CAIRO — As the intense rivalry between Saudi Arabia and Iran continues to threaten Middle East stability, Egypt has been trying to play a mediating role. When the crisis recently extended into Lebanon, Cairo began deploying efforts to keep the small country from being dragged into a regional military conflict.
Egypt's foreign initiatives coincide with escalating tension between Saudi Arabia on one side and Iran and Hezbollah on the other. Hezbollah, a Shiite militant group, is based in Lebanon but is backed by Iran. Saudi Arabia is pressuring Lebanon to put a lid on Hezbollah activity.
Many believe part of that pressure involved the surprise resignation of Lebanese Prime Minister Saad Hariri. On Nov. 4, Hariri abruptly announced his resignation in a televised speech from Riyadh. Hariri cited death threats against him and accused Hezbollah and Iran of disseminating strife in the region.
Hariri withdrew his resignation two weeks later after a flurry of diplomatic activity.
In mid-November, Egyptian President Abdel Fattah al-Sisi dispatched Egyptian Foreign Minister Sameh Shoukry to deliver private messages to Arab leaders on a three-day tour that included stops in Saudi Arabia, Jordan, the United Arab Emirates, Kuwait, Bahrain and Oman.
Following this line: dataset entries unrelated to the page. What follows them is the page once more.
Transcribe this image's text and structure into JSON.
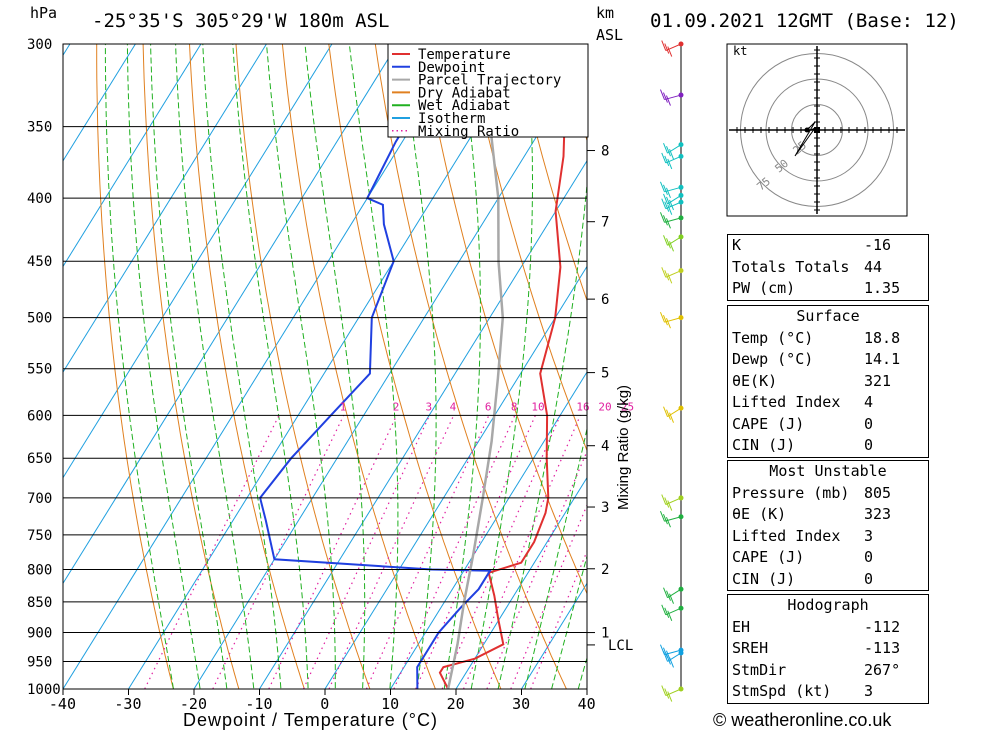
{
  "header": {
    "location": "-25°35'S 305°29'W 180m ASL",
    "datetime": "01.09.2021 12GMT (Base: 12)",
    "pressure_unit": "hPa",
    "height_unit_top": "km",
    "height_unit_bottom": "ASL"
  },
  "footer": {
    "credit": "© weatheronline.co.uk"
  },
  "chart_data": {
    "type": "line",
    "title": "-25°35'S 305°29'W 180m ASL",
    "xlabel": "Dewpoint / Temperature (°C)",
    "ylabel": "hPa",
    "right_label": "Mixing Ratio (g/kg)",
    "xlim": [
      -40,
      40
    ],
    "ylim": [
      1000,
      300
    ],
    "y_log": true,
    "x_ticks": [
      -40,
      -30,
      -20,
      -10,
      0,
      10,
      20,
      30,
      40
    ],
    "y_ticks": [
      300,
      350,
      400,
      450,
      500,
      550,
      600,
      650,
      700,
      750,
      800,
      850,
      900,
      950,
      1000
    ],
    "km_ticks": [
      {
        "label": "8",
        "p": 366
      },
      {
        "label": "7",
        "p": 418
      },
      {
        "label": "6",
        "p": 483
      },
      {
        "label": "5",
        "p": 554
      },
      {
        "label": "4",
        "p": 635
      },
      {
        "label": "3",
        "p": 712
      },
      {
        "label": "2",
        "p": 799
      },
      {
        "label": "1",
        "p": 900
      }
    ],
    "lcl": {
      "label": "LCL",
      "p": 921
    },
    "mixing_ratio_labels": [
      "1",
      "2",
      "3",
      "4",
      "6",
      "8",
      "10",
      "16",
      "20",
      "25"
    ],
    "legend": [
      {
        "label": "Temperature",
        "color": "#e03030",
        "dotted": false
      },
      {
        "label": "Dewpoint",
        "color": "#2040e0",
        "dotted": false
      },
      {
        "label": "Parcel Trajectory",
        "color": "#a8a8a8",
        "dotted": false
      },
      {
        "label": "Dry Adiabat",
        "color": "#e08020",
        "dotted": false
      },
      {
        "label": "Wet Adiabat",
        "color": "#20b020",
        "dotted": false
      },
      {
        "label": "Isotherm",
        "color": "#20a0e0",
        "dotted": false
      },
      {
        "label": "Mixing Ratio",
        "color": "#e020a0",
        "dotted": true
      }
    ],
    "series": [
      {
        "name": "Temperature",
        "color": "#e03030",
        "points": [
          [
            18.8,
            1000
          ],
          [
            16,
            970
          ],
          [
            16,
            960
          ],
          [
            20,
            945
          ],
          [
            23,
            920
          ],
          [
            20,
            880
          ],
          [
            17,
            840
          ],
          [
            14,
            805
          ],
          [
            18,
            790
          ],
          [
            18,
            760
          ],
          [
            17,
            720
          ],
          [
            16,
            700
          ],
          [
            12,
            650
          ],
          [
            8,
            600
          ],
          [
            3,
            555
          ],
          [
            0,
            500
          ],
          [
            -4,
            455
          ],
          [
            -10,
            410
          ],
          [
            -14,
            370
          ],
          [
            -16,
            355
          ],
          [
            -20,
            330
          ],
          [
            -25,
            300
          ]
        ]
      },
      {
        "name": "Dewpoint",
        "color": "#2040e0",
        "points": [
          [
            14.1,
            1000
          ],
          [
            12,
            960
          ],
          [
            12,
            940
          ],
          [
            12,
            900
          ],
          [
            13,
            860
          ],
          [
            14,
            830
          ],
          [
            14,
            802
          ],
          [
            5,
            800
          ],
          [
            -20,
            785
          ],
          [
            -25,
            730
          ],
          [
            -28,
            700
          ],
          [
            -27,
            650
          ],
          [
            -25,
            600
          ],
          [
            -23,
            555
          ],
          [
            -28,
            500
          ],
          [
            -30,
            450
          ],
          [
            -35,
            420
          ],
          [
            -37,
            405
          ],
          [
            -40,
            400
          ],
          [
            -41,
            360
          ],
          [
            -41,
            350
          ],
          [
            -40,
            330
          ],
          [
            -38,
            300
          ]
        ]
      },
      {
        "name": "Parcel Trajectory",
        "color": "#a8a8a8",
        "points": [
          [
            18.8,
            1000
          ],
          [
            16,
            920
          ],
          [
            13,
            850
          ],
          [
            10,
            780
          ],
          [
            6,
            700
          ],
          [
            2,
            630
          ],
          [
            -3,
            560
          ],
          [
            -8,
            500
          ],
          [
            -14,
            450
          ],
          [
            -20,
            400
          ],
          [
            -28,
            350
          ],
          [
            -36,
            310
          ]
        ]
      }
    ],
    "wind_barbs": [
      {
        "p": 300,
        "color": "#e03030"
      },
      {
        "p": 330,
        "color": "#8020c0"
      },
      {
        "p": 362,
        "color": "#10c0c0"
      },
      {
        "p": 370,
        "color": "#10c0c0"
      },
      {
        "p": 392,
        "color": "#10c0c0"
      },
      {
        "p": 398,
        "color": "#10c0c0"
      },
      {
        "p": 403,
        "color": "#10c0c0"
      },
      {
        "p": 415,
        "color": "#20b040"
      },
      {
        "p": 430,
        "color": "#80d020"
      },
      {
        "p": 458,
        "color": "#c0d020"
      },
      {
        "p": 500,
        "color": "#e0c000"
      },
      {
        "p": 592,
        "color": "#e0c000"
      },
      {
        "p": 700,
        "color": "#a0d020"
      },
      {
        "p": 725,
        "color": "#20b040"
      },
      {
        "p": 830,
        "color": "#20b040"
      },
      {
        "p": 860,
        "color": "#20b040"
      },
      {
        "p": 930,
        "color": "#10a0e0"
      },
      {
        "p": 935,
        "color": "#10a0e0"
      },
      {
        "p": 1000,
        "color": "#a0d020"
      }
    ],
    "hodograph": {
      "unit": "kt",
      "rings": [
        {
          "r": 25,
          "label": "25"
        },
        {
          "r": 50,
          "label": "50"
        },
        {
          "r": 75,
          "label": "75"
        }
      ]
    }
  },
  "indices": {
    "general": [
      {
        "label": "K",
        "value": "-16"
      },
      {
        "label": "Totals Totals",
        "value": "44"
      },
      {
        "label": "PW (cm)",
        "value": "1.35"
      }
    ],
    "surface": {
      "title": "Surface",
      "rows": [
        {
          "label": "Temp (°C)",
          "value": "18.8"
        },
        {
          "label": "Dewp (°C)",
          "value": "14.1"
        },
        {
          "label": "θE(K)",
          "value": "321"
        },
        {
          "label": "Lifted Index",
          "value": "4"
        },
        {
          "label": "CAPE (J)",
          "value": "0"
        },
        {
          "label": "CIN (J)",
          "value": "0"
        }
      ]
    },
    "most_unstable": {
      "title": "Most Unstable",
      "rows": [
        {
          "label": "Pressure (mb)",
          "value": "805"
        },
        {
          "label": "θE (K)",
          "value": "323"
        },
        {
          "label": "Lifted Index",
          "value": "3"
        },
        {
          "label": "CAPE (J)",
          "value": "0"
        },
        {
          "label": "CIN (J)",
          "value": "0"
        }
      ]
    },
    "hodograph": {
      "title": "Hodograph",
      "rows": [
        {
          "label": "EH",
          "value": "-112"
        },
        {
          "label": "SREH",
          "value": "-113"
        },
        {
          "label": "StmDir",
          "value": "267°"
        },
        {
          "label": "StmSpd (kt)",
          "value": "3"
        }
      ]
    }
  }
}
According to the ministry, Shoukry’s tour came “as part of consultations between Egypt and brotherly Arab [states] in light of the political developments in Lebanon and the growing challenges [threatening] the security of the region.”
Then, during a Nov. 19 emergency session of Arab League foreign ministers in Cairo, Shoukry and others called for Iran to immediately stop providing support for armed militias in Arab countries. He noted that Iran has been aware of this stance and added, “Iran should take a clear position confirming its commitment to respect the sovereignty of Arab states.”
The majority of Iranians are Persian; only about 2% of its population is Arab.
Meanwhile — after meetings that involved Hariri traveling to Egypt and then to Paris to meet with President Emmanuel Macron, as well as a call between Aoun and Sisi — Hariri returned to Lebanon and, on Nov. 22, withdrew his resignation upon Aoun’s request — a step they said aimed to defuse the escalated tensions in the Middle East. Hariri said his talk with Sisi had focused on “the need for Lebanon to distance itself from the regional conflicts.”
In the same report, the paper also cited anonymous sources as saying Egypt had asked the UAE to pressure Saudi Crown Prince Mohammed bin Salman "not to take erratic steps, but rather to stabilize the situation in Lebanon by allowing Hariri to review his Lebanese agreements and remain in the premiership.”
It seems Sisi’s flexible foreign policy has given his country the reputation of a pragmatic mediator. This was made clear Oct. 12 when, under Egyptian sponsorship, the rival Palestinian movements Fatah and Hamas signed a reconciliation deal to end their 10-year division.
Gilan Gabar, a member of the Egyptian Council for Foreign Affairs (ECFA), said, “Egypt succeeded in curbing the crisis [in Lebanon] to prevent a military [confrontation] and limit it to a political context.” Gabar told Al-Monitor by phone, “The Egyptian mediation between the Arab Gulf and Tehran started effectively when the Lebanese crisis erupted.”
Lebanese political author Najat Sharafeddine told Al-Monitor by phone that the Egyptian mediation came at the direct request of Lebanon's Berri during his Nov. 5 meeting with Sisi in Egypt. She said, “Sisi [asked] Berri to deliver an implicit message to Hezbollah, asking the movement to lower its tone [to allow] for negotiations with Saudi Arabia.”
ECFA member Rakha Hassan told Al-Monitor that Egypt's vision doesn't align with Saudi Arabia’s concerning the [recent] developments in Lebanon, adding, “The Lebanese crisis was triggered by Saudi Arabia, not Iran.”
He added, “Iran is a regional force competing with Egypt, not an enemy. We maintain cautious relations with Iran to please the Gulf.”
Hassan believes the Egyptian mediation was widely welcomed in Iran, while Saudi Arabia expressed reservations.
Diplomatic ties between Cairo and Tehran have been severed since 1980, when deposed Iranian Shah Mohammad Reza Pahlavi found refuge in Cairo after the Iranian Revolution, considering Egypt to be a regional Sunni force. But since Sisi came to power in 2014, Egypt has been on a cautious and balanced foreign diplomatic path with regional countries, including Iran — which may not only be beneficial to Egypt itself, but also for the entire region.